Двое мужчин ушли в гостиную, где телевизор стал черно-белым и спокойным и показывал старую романтическую комедию.
Энди подошел к окну. Дульчи выглядел жалким и заброшенным под дождем. Между бетонными плитами на дороге и по краям лезла трава. Потоки воды сбегали по сточным трубам квартир напротив и образовывали темные пятна. Не то чтобы он с тем же успехом мог бы быть в тюрьме. Не мог бы. И не будет. Но если он не сможет рассчитывать на что-то лучшее до конца своих дней, он кончит самоубийством. Хотя Мишель тоже была права. Он знал это. У них было то, чего он хотел, у этих людей, – большой дом в хорошем районе, дорогие машины, достойная работа, все то, чему ты завидуешь, когда живешь здесь, в Дульчи, все, чего ты хотел бы. Чего он хотел бы.
Но когда дело доходит до того, чтобы потерять своего ребенка однажды утром четверга, неизвестно из-за чего и из-за кого, все это ничего, мать твою, нисколечко не меняет.
Двадцать пять
– О, посмотри, дорогая… Такой красивый!
Ширли отработанным жестом облокотила Марту на одну свою руку, приподняла спинку и подушки другой и аккуратно вернула ее в прежнее положение. «Это было, словно обращаться с гигантской куклой», – подумал Саймон.
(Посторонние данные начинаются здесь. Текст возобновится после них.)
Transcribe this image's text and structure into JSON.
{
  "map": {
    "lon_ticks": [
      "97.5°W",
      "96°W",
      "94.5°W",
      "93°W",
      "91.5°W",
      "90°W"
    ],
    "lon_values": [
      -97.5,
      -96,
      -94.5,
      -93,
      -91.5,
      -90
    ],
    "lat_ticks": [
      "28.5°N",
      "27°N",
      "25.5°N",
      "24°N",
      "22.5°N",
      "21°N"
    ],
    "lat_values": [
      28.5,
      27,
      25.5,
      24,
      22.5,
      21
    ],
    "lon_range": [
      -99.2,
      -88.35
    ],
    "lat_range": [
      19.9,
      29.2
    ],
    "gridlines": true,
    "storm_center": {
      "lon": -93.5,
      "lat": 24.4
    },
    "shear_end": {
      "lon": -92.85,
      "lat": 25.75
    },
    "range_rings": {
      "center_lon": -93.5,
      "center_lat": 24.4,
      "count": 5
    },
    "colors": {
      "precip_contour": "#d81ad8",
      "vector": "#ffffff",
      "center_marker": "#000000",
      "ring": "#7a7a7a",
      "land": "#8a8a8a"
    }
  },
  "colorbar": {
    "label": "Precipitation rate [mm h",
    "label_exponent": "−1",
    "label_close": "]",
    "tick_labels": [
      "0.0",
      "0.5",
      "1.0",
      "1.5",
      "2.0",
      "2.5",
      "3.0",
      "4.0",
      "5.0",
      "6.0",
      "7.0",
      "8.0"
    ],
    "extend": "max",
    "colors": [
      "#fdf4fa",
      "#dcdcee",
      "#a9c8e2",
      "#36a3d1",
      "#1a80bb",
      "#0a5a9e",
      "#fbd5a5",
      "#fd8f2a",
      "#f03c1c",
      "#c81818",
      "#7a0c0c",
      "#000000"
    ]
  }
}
Его алые, оранжевые и желтые цветы были словно яркая клякса в этой пастельной комнате.
– Твой брат так добр к тебе. Хотелось бы мне, чтобы симпатичные мужчины приносили мне букеты. Я поставлю их в вазу, мистер Серрэйлер, хорошо?
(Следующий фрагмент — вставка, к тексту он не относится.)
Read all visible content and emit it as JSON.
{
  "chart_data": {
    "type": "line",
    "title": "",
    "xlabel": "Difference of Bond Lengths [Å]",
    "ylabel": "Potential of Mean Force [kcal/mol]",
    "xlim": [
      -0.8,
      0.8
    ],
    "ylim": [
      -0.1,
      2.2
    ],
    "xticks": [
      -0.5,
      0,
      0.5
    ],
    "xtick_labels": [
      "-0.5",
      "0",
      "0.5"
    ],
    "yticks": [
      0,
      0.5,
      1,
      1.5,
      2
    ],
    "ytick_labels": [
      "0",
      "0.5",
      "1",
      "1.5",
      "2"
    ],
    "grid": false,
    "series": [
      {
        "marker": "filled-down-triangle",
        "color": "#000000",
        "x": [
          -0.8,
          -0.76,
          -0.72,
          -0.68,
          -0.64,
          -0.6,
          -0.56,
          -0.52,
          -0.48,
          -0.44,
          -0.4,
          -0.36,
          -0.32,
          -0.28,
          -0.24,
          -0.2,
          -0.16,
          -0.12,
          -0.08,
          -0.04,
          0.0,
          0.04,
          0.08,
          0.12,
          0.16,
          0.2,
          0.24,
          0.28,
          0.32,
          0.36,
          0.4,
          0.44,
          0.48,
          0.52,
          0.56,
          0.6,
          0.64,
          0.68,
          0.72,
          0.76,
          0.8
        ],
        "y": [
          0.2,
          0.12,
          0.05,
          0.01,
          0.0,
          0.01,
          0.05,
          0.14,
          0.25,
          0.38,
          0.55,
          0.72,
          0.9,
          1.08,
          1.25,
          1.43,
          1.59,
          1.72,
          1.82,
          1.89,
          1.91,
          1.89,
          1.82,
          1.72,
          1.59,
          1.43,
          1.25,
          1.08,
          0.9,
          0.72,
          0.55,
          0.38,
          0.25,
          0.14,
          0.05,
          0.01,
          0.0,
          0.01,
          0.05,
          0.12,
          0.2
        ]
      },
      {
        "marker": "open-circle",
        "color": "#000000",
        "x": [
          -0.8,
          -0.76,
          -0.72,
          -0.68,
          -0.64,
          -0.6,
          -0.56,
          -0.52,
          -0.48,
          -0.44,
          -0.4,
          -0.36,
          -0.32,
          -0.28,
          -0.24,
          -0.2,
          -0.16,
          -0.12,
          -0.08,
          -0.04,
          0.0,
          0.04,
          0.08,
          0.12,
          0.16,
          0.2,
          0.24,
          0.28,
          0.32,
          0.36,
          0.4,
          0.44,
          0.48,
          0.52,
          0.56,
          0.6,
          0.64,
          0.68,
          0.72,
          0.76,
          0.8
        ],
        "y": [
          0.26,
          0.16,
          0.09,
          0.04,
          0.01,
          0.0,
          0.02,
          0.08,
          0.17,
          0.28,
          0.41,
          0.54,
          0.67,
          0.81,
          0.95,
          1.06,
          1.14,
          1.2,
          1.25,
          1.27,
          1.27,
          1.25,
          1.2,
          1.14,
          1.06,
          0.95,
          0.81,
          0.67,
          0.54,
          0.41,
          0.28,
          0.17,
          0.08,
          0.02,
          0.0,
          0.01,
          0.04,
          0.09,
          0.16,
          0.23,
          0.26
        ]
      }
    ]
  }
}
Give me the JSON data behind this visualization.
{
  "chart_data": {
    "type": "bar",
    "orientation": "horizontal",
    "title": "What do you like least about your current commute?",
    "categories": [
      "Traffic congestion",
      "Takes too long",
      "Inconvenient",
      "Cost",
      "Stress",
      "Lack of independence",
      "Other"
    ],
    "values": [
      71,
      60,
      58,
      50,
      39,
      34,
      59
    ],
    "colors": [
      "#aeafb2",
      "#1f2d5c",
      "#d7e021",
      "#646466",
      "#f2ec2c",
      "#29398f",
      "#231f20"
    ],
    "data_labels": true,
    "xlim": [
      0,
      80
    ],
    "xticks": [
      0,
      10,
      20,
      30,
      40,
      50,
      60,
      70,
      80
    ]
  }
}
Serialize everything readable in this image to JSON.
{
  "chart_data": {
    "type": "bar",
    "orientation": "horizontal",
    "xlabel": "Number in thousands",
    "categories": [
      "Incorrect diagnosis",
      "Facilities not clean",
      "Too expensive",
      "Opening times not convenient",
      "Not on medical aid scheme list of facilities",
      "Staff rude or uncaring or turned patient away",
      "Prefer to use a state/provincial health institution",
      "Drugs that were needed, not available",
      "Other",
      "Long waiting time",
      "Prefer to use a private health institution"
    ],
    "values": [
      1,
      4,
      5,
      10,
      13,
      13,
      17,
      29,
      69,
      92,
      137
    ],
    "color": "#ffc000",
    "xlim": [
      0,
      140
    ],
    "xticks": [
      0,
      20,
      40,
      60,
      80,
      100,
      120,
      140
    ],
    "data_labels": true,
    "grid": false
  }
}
– Спасибо, Ширли. Кто-нибудь еще приходил проведать ее?
– О, у нас тут была целая маленькая вечеринка этим утром. Мы собирались спустить ее вниз, но у нее немного текло из носа, а вы знаете, что с ней бывает, когда она простужается… И сейчас ходит какая-то особенно злая зараза. Так что она осталась здесь, наверху, а у нас была вечеринка, чай, торт, и свечи, и мороженое, а еще мы пели. Смотрите, Роза принесла ей блестящий шарик… Он ей нравится. Вам нужно было видеть ее лицо, когда она увидела его, она замахала руками, и ее глаза так ярко заблестели… И ей понравилось мороженое, и мы зачитывали ей открытки.
Комната его сестры была украшена шариками, цветами и красными ленточками, которые были привязаны к ее кровати и тумбочке. Они действительно любят ее, понял он, они заботятся о ней и присматривают за ней, и за это им платят, но они еще и любят ее.
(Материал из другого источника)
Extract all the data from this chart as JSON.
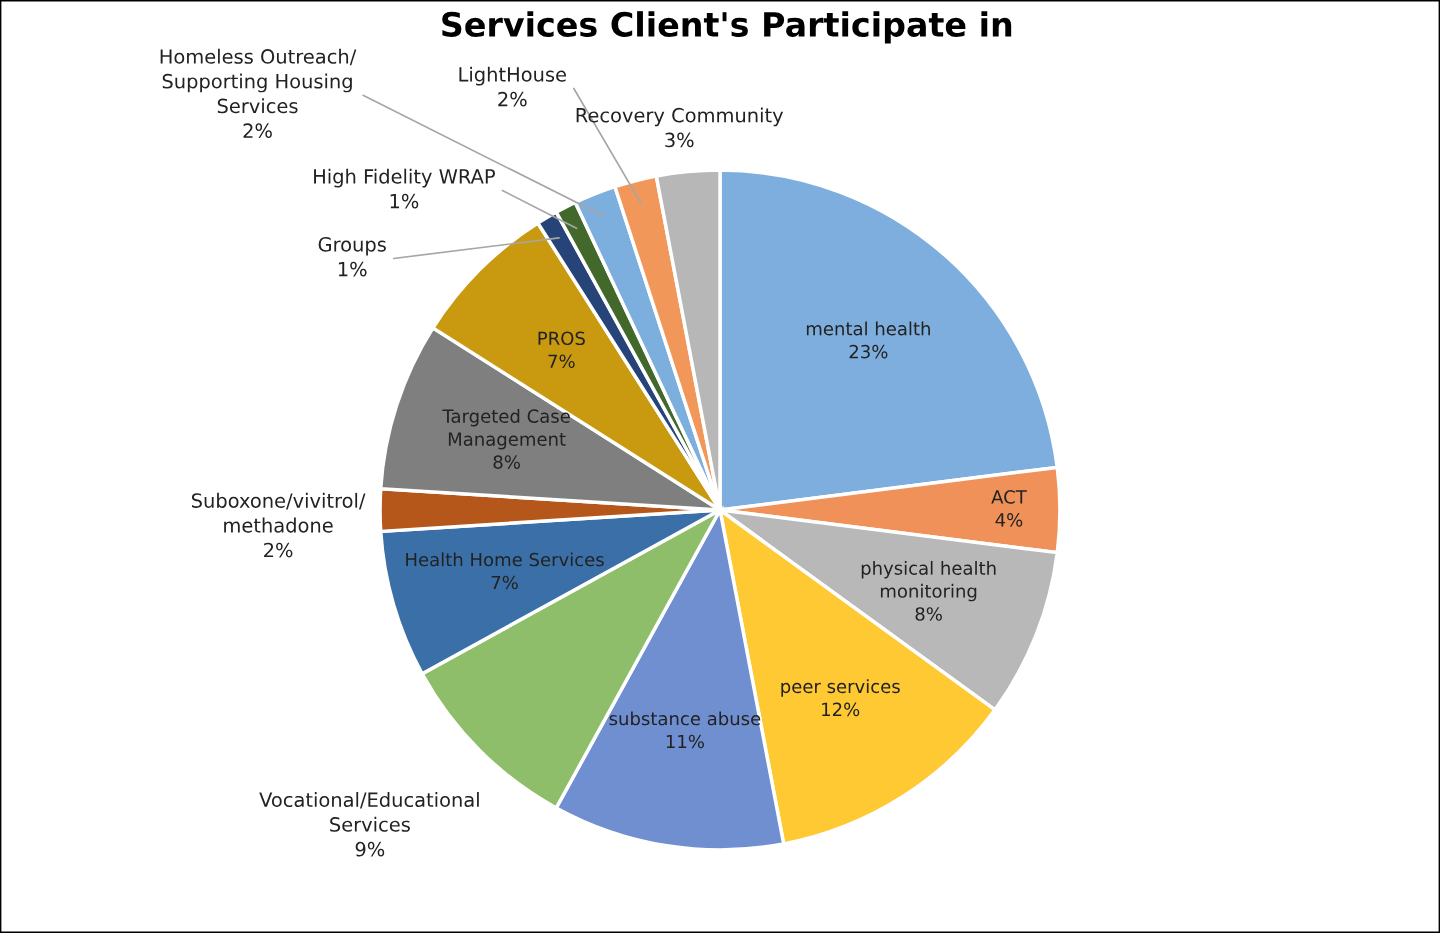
{
  "chart_data": {
    "type": "pie",
    "title": "Services Client's Participate in",
    "categories": [
      "mental health",
      "ACT",
      "physical health\nmonitoring",
      "peer services",
      "substance abuse",
      "Vocational/Educational\nServices",
      "Health Home Services",
      "Suboxone/vivitrol/\nmethadone",
      "Targeted Case\nManagement",
      "PROS",
      "Groups",
      "High Fidelity WRAP",
      "Homeless Outreach/\nSupporting Housing\nServices",
      "LightHouse",
      "Recovery Community"
    ],
    "values": [
      23,
      4,
      8,
      12,
      11,
      9,
      7,
      2,
      8,
      7,
      1,
      1,
      2,
      2,
      3
    ],
    "value_labels": [
      "23%",
      "4%",
      "8%",
      "12%",
      "11%",
      "9%",
      "7%",
      "2%",
      "8%",
      "7%",
      "1%",
      "1%",
      "2%",
      "2%",
      "3%"
    ],
    "colors": [
      "#7eaedd",
      "#f0915a",
      "#b8b8b8",
      "#ffc933",
      "#6f8fd1",
      "#8fbe6a",
      "#3a6fa8",
      "#b5561a",
      "#7f7f7f",
      "#c9990f",
      "#264478",
      "#43682b",
      "#7cafdd",
      "#f1975a",
      "#b7b7b7"
    ],
    "legend": false
  }
}
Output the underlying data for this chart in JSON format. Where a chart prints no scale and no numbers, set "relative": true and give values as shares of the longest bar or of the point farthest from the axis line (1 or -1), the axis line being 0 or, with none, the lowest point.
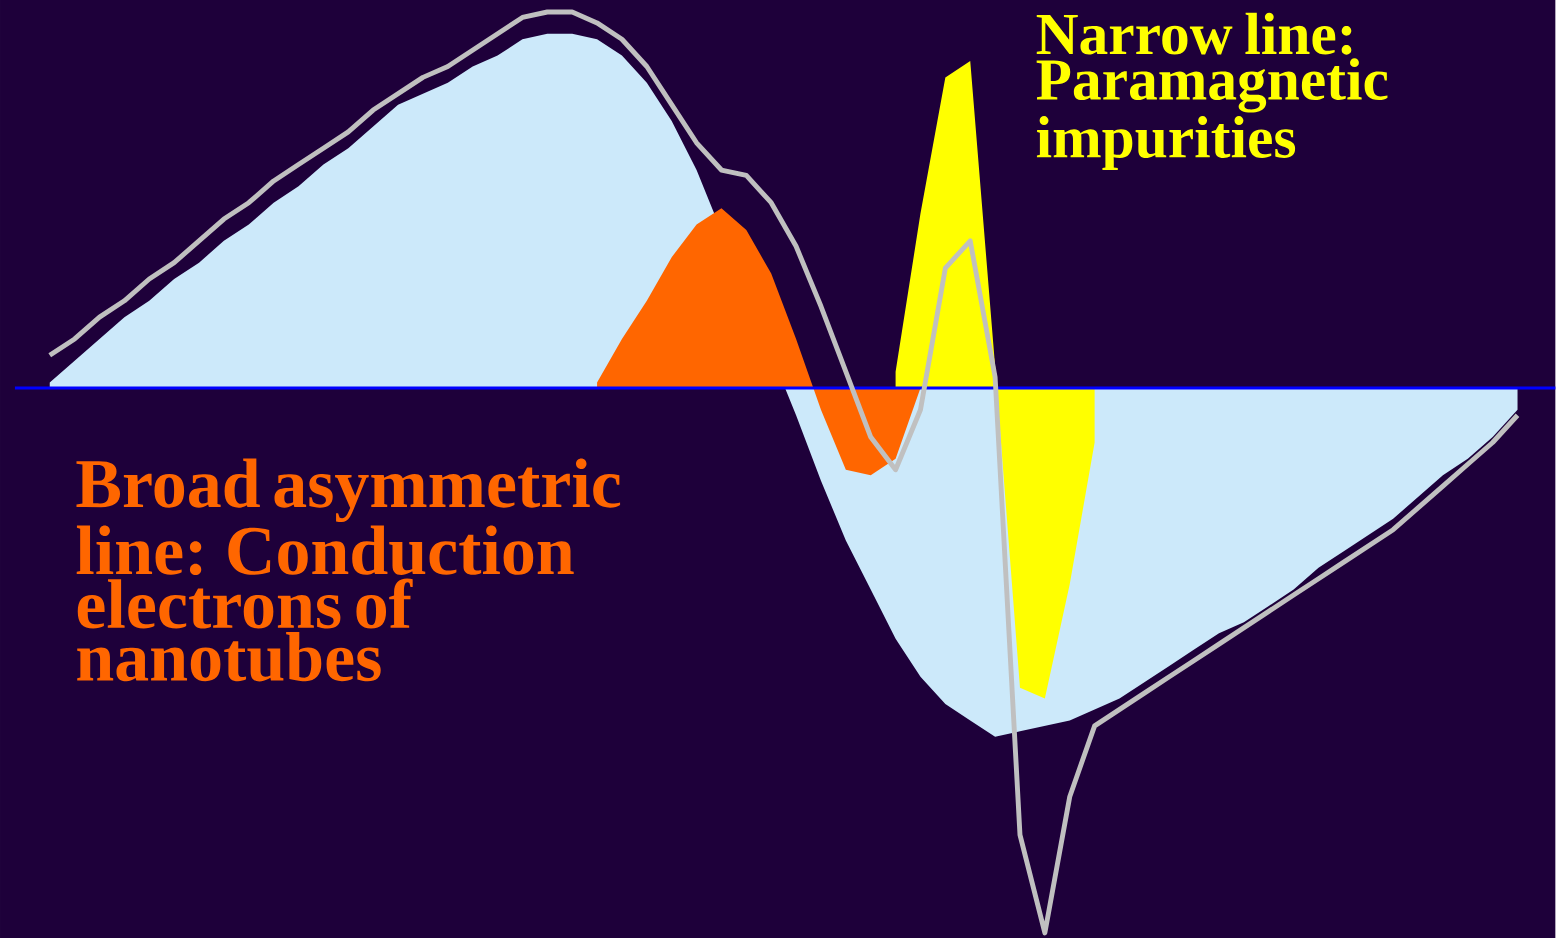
{
  "chart_data": {
    "type": "area",
    "relative": true,
    "categories": [
      null,
      null,
      null,
      null,
      null,
      null,
      null,
      null,
      null,
      null,
      null,
      null,
      null,
      null,
      null,
      null,
      null,
      null,
      null,
      null,
      null,
      null,
      null,
      null,
      null,
      null,
      null,
      null,
      null,
      null,
      null,
      null,
      null,
      null,
      null,
      null,
      null,
      null,
      null,
      null,
      null,
      null,
      null,
      null,
      null,
      null,
      null,
      null,
      null,
      null,
      null,
      null,
      null,
      null,
      null,
      null,
      null,
      null,
      null,
      null,
      null,
      null
    ],
    "series": [
      {
        "color": "#cce9fa",
        "values": [
          null,
          0.01,
          0.05,
          0.09,
          0.13,
          0.16,
          0.2,
          0.23,
          0.27,
          0.3,
          0.34,
          0.37,
          0.41,
          0.44,
          0.48,
          0.52,
          0.54,
          0.56,
          0.59,
          0.61,
          0.64,
          0.65,
          0.65,
          0.64,
          0.61,
          0.56,
          0.49,
          0.4,
          null,
          null,
          null,
          -0.05,
          -0.17,
          -0.28,
          -0.37,
          -0.46,
          -0.53,
          -0.58,
          -0.61,
          -0.64,
          -0.63,
          -0.62,
          -0.61,
          -0.59,
          -0.57,
          -0.54,
          -0.51,
          -0.48,
          -0.45,
          -0.43,
          -0.4,
          -0.37,
          -0.33,
          -0.3,
          -0.27,
          -0.24,
          -0.2,
          -0.16,
          -0.13,
          -0.09,
          -0.04,
          null
        ]
      },
      {
        "color": "#ff6600",
        "values": [
          null,
          null,
          null,
          null,
          null,
          null,
          null,
          null,
          null,
          null,
          null,
          null,
          null,
          null,
          null,
          null,
          null,
          null,
          null,
          null,
          null,
          null,
          null,
          0.01,
          0.09,
          0.16,
          0.24,
          0.3,
          0.33,
          0.29,
          0.21,
          0.09,
          -0.04,
          -0.15,
          -0.16,
          -0.13,
          0.0,
          null,
          null,
          null,
          null,
          null,
          null,
          null,
          null,
          null,
          null,
          null,
          null,
          null,
          null,
          null,
          null,
          null,
          null,
          null,
          null,
          null,
          null,
          null,
          null,
          null
        ]
      },
      {
        "color": "#ffff00",
        "values": [
          null,
          null,
          null,
          null,
          null,
          null,
          null,
          null,
          null,
          null,
          null,
          null,
          null,
          null,
          null,
          null,
          null,
          null,
          null,
          null,
          null,
          null,
          null,
          null,
          null,
          null,
          null,
          null,
          null,
          null,
          null,
          null,
          null,
          null,
          null,
          0.03,
          0.32,
          0.57,
          0.6,
          0.04,
          -0.55,
          -0.57,
          -0.36,
          -0.1,
          null,
          null,
          null,
          null,
          null,
          null,
          null,
          null,
          null,
          null,
          null,
          null,
          null,
          null,
          null,
          null,
          null,
          null
        ]
      },
      {
        "type": "line",
        "color": "#c0c0c0",
        "values": [
          null,
          0.06,
          0.09,
          0.13,
          0.16,
          0.2,
          0.23,
          0.27,
          0.31,
          0.34,
          0.38,
          0.41,
          0.44,
          0.47,
          0.51,
          0.54,
          0.57,
          0.59,
          0.62,
          0.65,
          0.68,
          0.69,
          0.69,
          0.67,
          0.64,
          0.59,
          0.52,
          0.45,
          0.4,
          0.39,
          0.34,
          0.26,
          0.15,
          0.03,
          -0.09,
          -0.15,
          -0.04,
          0.22,
          0.27,
          0.02,
          -0.82,
          -1,
          -0.75,
          -0.62,
          -0.59,
          -0.56,
          -0.53,
          -0.5,
          -0.47,
          -0.44,
          -0.41,
          -0.38,
          -0.35,
          -0.32,
          -0.29,
          -0.26,
          -0.22,
          -0.18,
          -0.14,
          -0.1,
          -0.05,
          null
        ]
      }
    ],
    "ref_lines": [
      {
        "axis": "y",
        "value": 0,
        "color": "#0000ff"
      }
    ],
    "annotations": [
      "Narrow line: Paramagnetic impurities",
      "Broad asymmetric line: Conduction electrons of nanotubes"
    ]
  }
}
На Марте была надета вязаная желтая шаль поверх ночной рубашки, и ее волосы были свежевымыты и перевязаны оранжевой ленточкой. Цвета что-то для нее значили, как и музыка. Саймон привез ей новый диск с духовой музыкой. Он часто наблюдал за ее лицом, когда начинала играть музыка, и замечал в нем проблеск жизни и узнавания, которое потом явно перерастало в удовольствие.
– Кажется, с ней все в порядке, Ширли.
Сиделка принесла цветы в огромной вазе в виде веера перламутрового цвета.
– Да, может, ничего такого и не было, просто мы всегда должны быть осторожны с нашей маленькой Мартой, правда?
– Сегодня ей исполнилось двадцать шесть.
– Для меня она маленькая… Ну, для всех нас. Вы понимаете.
– Понимаю.
Саймон взял руку Марты в свои. Она тихонько двинула головой.
– С днем рождения, милая.
– Доктор Крис приходил этим утром, принес ей вот что… Смотрите. – Ширли взяла в руки яркого розового плюшевого осьминога с огромными вращающимися глазами. – Мы положили его ей на колени. Она весь день старалась до него дотянуться.
Мягкие игрушки. Шарики. Яркие предметы. Цвета. Все детское.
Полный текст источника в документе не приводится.